📄 Download local PDF: AgentSociety – LLM Social Simulation Paper
🔗 View original on arXiv: arXiv:2402.09630
Mapping the 2025 computational sociology breakthrough to your symbolic cosmology
In light of external shocks (noise - Dionysian) and internal efforts (signal - Apollonian), intelligence is an unambiguous noise-signal gradient and landscape. The epistemic origin of AgentSociety, then, lies in the computational turn: no longer theorizing about society from a distance (idealized destiny), but simulating it in motion (dynamic operations). The “source” is a deep lineage of modeling (Turing → Schelling → Epstein), now turbocharged with LLM agency. Heritage isn’t static—it’s compounding, dynamic code.
The society being modeled is an LLM-generated commons: 10,000 agents interacting in a shared symbolic world, forming relationships, spreading news, debating policy. The data isn’t scraped—it’s lived in simulation. Commons become computational petri dishes; data becomes dramaturgy.

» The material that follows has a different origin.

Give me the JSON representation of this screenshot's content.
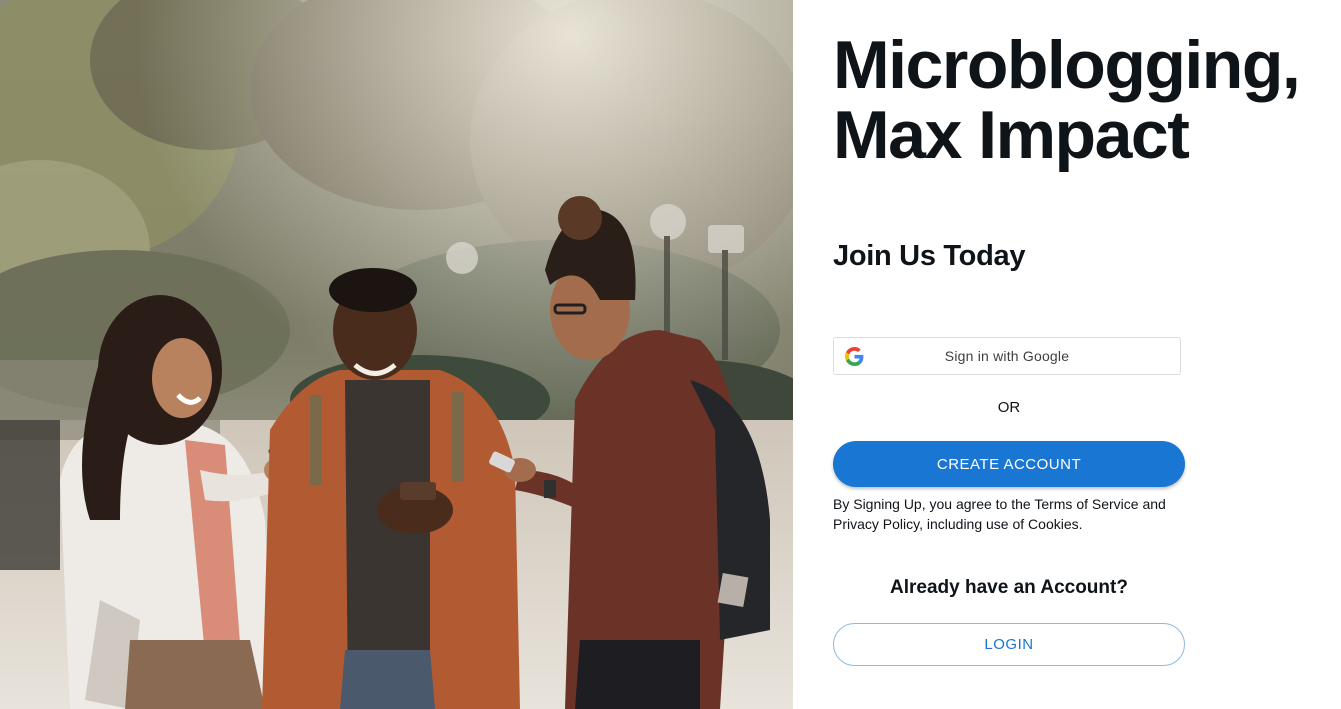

This is the dangerous gift: simulate a society, and you risk mistaking it for reality. AgentSociety asks us to walk backward through the mirror—to question what it means to “know” a society we’ve built. The price of this power is constant self-doubt, methodological transparency, and ethical vigilance.
How do we play with each other? Via the inflammatory, polarizing, and universal.
Can we trust the synthetic? AgentSociety compares outputs to empirical data from real studies—and the alignment is astonishing. This final layer is about posture: validating, recalibrating, and looping ethics into design. A true scientific loop: experiment → inference → return.